Act as interface with the public, PM urges SPGMarch 31st, 2008 - 4:49 pm ICT by admin
New Delhi, March 31 (IANS) Prime Minister Manmohan Singh Monday urged the Special Protection Group (SPG) that is responsible for his security to act as an interface between politicians and the people - a job “that requires considerable tact and is not an easy task”. “Political leaders in a democratic society would like to be as close to people as possible. They dislike being cordoned off by a ring of impenetrable security,” he said at the 23rd Raising Day celebrations of the SPG here.
Protecting leaders in a democracy and simultaneously ensuring they are accessible to the general public “requires considerable skill”, the prime minister said, adding that an organisation like the SPG “has, therefore, no alternative, but to act as an interface between the people and the political leaders while ensuring the security of the political leaders.
“This, I realise, is a task that requires considerable tact and is not an easy task,” Manmohan Singh said.
Noting that the SPG’s procedures and practice of handling the public “must continue to evolve along with your professional skills”, he said: “I am aware that sometimes you face criticism on this count.
“While I am conscious that a lot is being done to minimise the inconvenience levels faced by the ordinary citizen, I am sure that a lot more can be done to further professionalise and improve matters.
“Innovative lateral thinking along with an independent approach is perhaps the way ahead,” he said, expressing confidence that the SPG, “as part of its culture of excellence, would endeavour to produce even better results in this sphere in future”.
Turning to the scourge of terrorism, Manmohan Singh said the number of important dignitaries at risk from terrorist threats has increased and “is a source of great concern for governments around the world”.
“We have to work with the international community to devise measures that combat this menace, particularly in democratic countries that are open societies and where people enjoy freedom of movement. Terrorism anywhere is a threat to freedom and democracy everywhere.”
In this context, he reiterated the government’s “firm commitment” to deal with such threats to peace and security, to political stability and economic progress, to social and communal harmony in the country.
“Whatever the source of terrorism, we are determined to root it out and ensure that in a democracy political change can only come through the ballot box and not through the barrel of a gun,” the prime minister maintained.
Referring to the assassination of then prime minister Indira Gandhi by her police bodyguards in 1984, Manmohan Singh noted that it was also around that time that the scourge of terrorism appeared.
“SPG was, therefore, set up as a committed, disciplined and highly trained outfit, comprising handpicked officers, assigned the exclusive responsibility of providing discreet, yet effective and foolproof security to the highest political office of the country.”
Today, the SPG had developed and evolved into “a formidable force, displaying a high degree of professionalism and the most outstanding level of commitment to its responsibilities.
“It is indeed a matter of pride that India has such a committed and well-trained force, a force that is second to none in the world, for the security of the highest political leadership.”
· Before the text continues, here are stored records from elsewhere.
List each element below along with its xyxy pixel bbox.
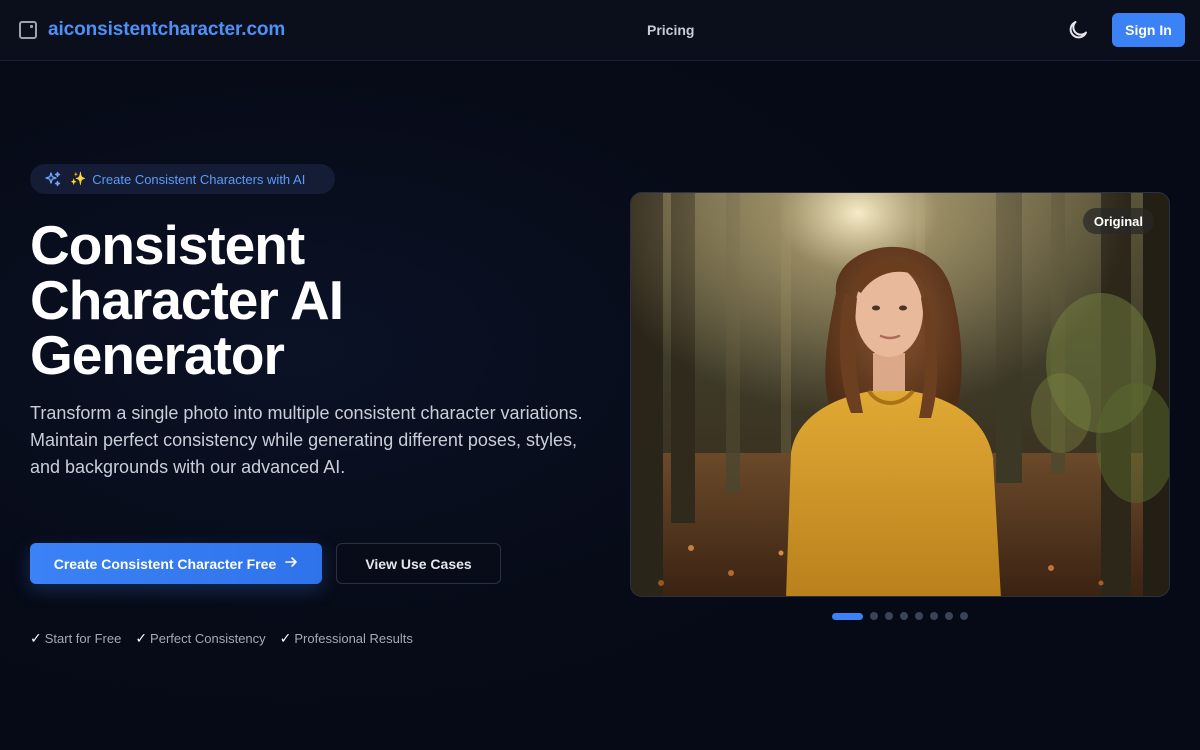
square-logo-icon — [19, 21, 37, 39]
feature-label: Perfect Consistency — [150, 631, 266, 646]
site-header: aiconsistentcharacter.com Pricing Sign I… — [0, 0, 1200, 61]
hero-character-image: Original — [630, 192, 1170, 597]
page: aiconsistentcharacter.com Pricing Sign I… — [0, 0, 1200, 750]
hero-subtitle: Transform a single photo into multiple c… — [30, 403, 583, 477]
sparkle-emoji: ✨ — [70, 171, 87, 186]
check-icon: ✓ — [279, 630, 292, 646]
carousel-dot[interactable] — [960, 612, 968, 620]
carousel-dot[interactable] — [915, 612, 923, 620]
feature-item: ✓ Professional Results — [280, 630, 413, 647]
carousel-dot[interactable] — [870, 612, 878, 620]
logo-link[interactable]: aiconsistentcharacter.com — [19, 19, 285, 41]
hero-badge: ✨ Create Consistent Characters with AI — [30, 164, 335, 194]
nav-pricing-link[interactable]: Pricing — [647, 22, 694, 38]
hero-title-line-2: Character AI — [30, 269, 344, 331]
image-label-badge: Original — [1082, 208, 1154, 234]
feature-label: Professional Results — [294, 631, 413, 646]
feature-list: ✓ Start for Free ✓ Perfect Consistency ✓… — [30, 630, 413, 647]
check-icon: ✓ — [30, 630, 42, 646]
view-use-cases-button[interactable]: View Use Cases — [336, 543, 501, 584]
woman-in-forest-illustration — [631, 193, 1169, 596]
check-icon: ✓ — [135, 630, 148, 646]
create-character-button[interactable]: Create Consistent Character Free — [30, 543, 322, 584]
carousel-dot-active[interactable] — [832, 612, 863, 620]
moon-icon[interactable] — [1066, 18, 1090, 42]
carousel-dot[interactable] — [930, 612, 938, 620]
create-character-button-label: Create Consistent Character Free — [53, 555, 277, 572]
feature-label: Start for Free — [44, 631, 122, 646]
carousel-dot[interactable] — [900, 612, 908, 620]
carousel-dot[interactable] — [885, 612, 893, 620]
feature-item: ✓ Perfect Consistency — [135, 630, 265, 647]
feature-item: ✓ Start for Free — [30, 630, 121, 647]
logo-text: aiconsistentcharacter.com — [48, 19, 286, 40]
sign-in-button[interactable]: Sign In — [1112, 13, 1185, 47]
hero-title-line-3: Generator — [30, 324, 285, 386]
carousel-indicators — [832, 612, 968, 620]
arrow-right-icon — [284, 555, 298, 572]
hero-title-line-1: Consistent — [30, 214, 305, 276]
hero-title: Consistent Character AI Generator — [30, 218, 590, 383]
sparkles-icon — [45, 171, 61, 187]
badge-text: Create Consistent Characters with AI — [92, 171, 306, 187]
carousel-dot[interactable] — [945, 612, 953, 620]
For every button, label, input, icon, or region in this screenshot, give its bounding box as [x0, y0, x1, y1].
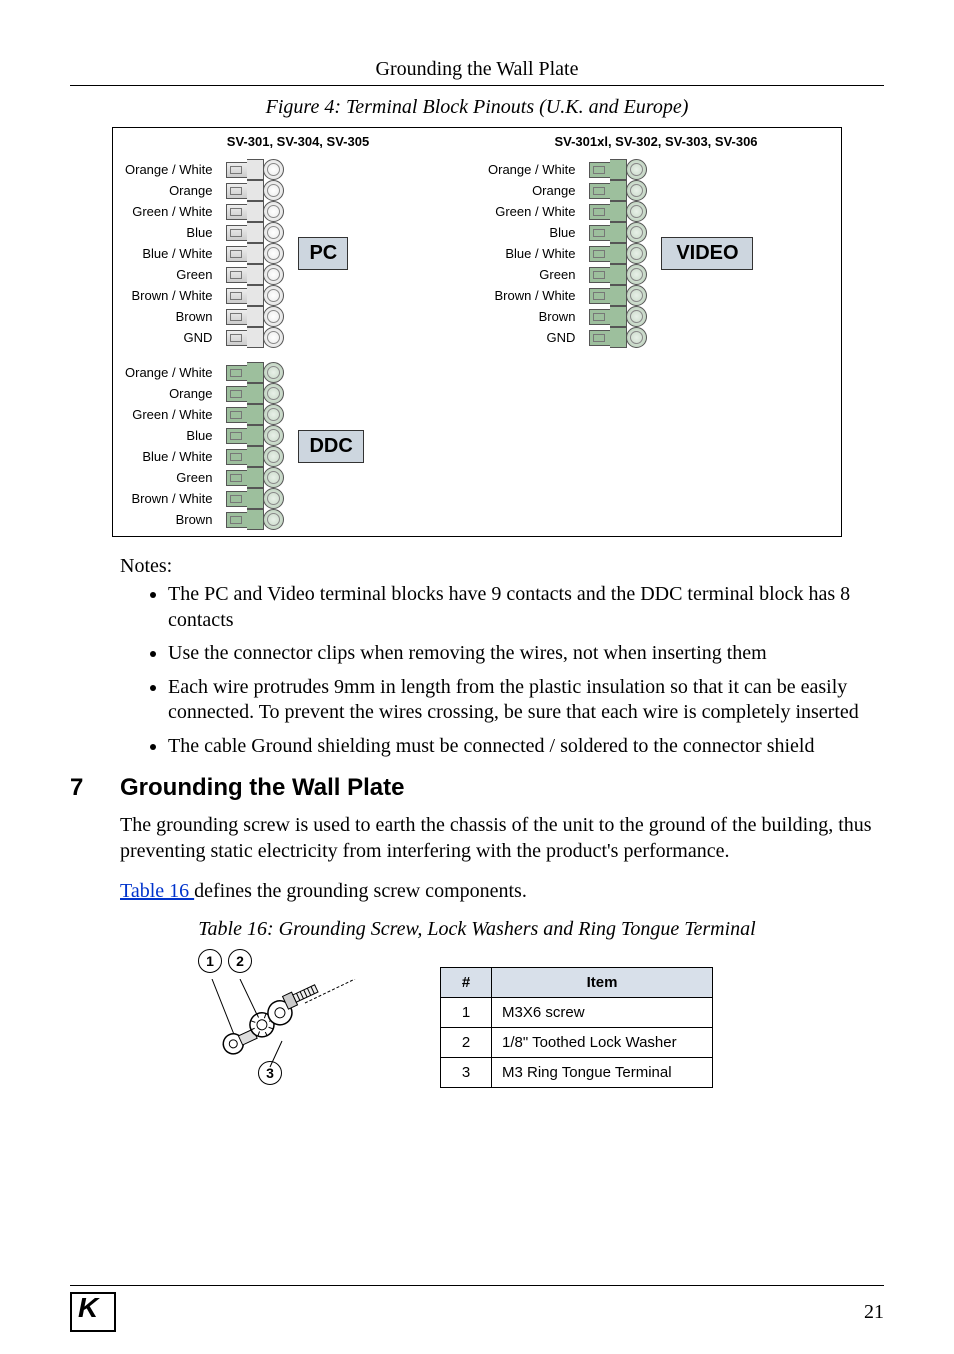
diagram-left-title: SV-301, SV-304, SV-305 [119, 134, 477, 149]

Speaking about the evolution of the SPG, he said its adoption of “proximate use of force” was indicative of its quest to equip itself with the most appropriate techniques to face the challenges that lie ahead.
“I am happy to learn that SPG is thinking of setting up a new counter sniper unit. This is indicative of forward thinking that we associate with the SPG.
“I am also happy to note that the SPG proposes to build capabilities in the field of bomb disposal and is making a determined bid to equip itself to deal with threats from chemical, biological, radiological and nuclear agents.”
The prime minister added that the government “will ensure that SPG gets all that it requires to upgrade the skills of its personnel and the organisation”.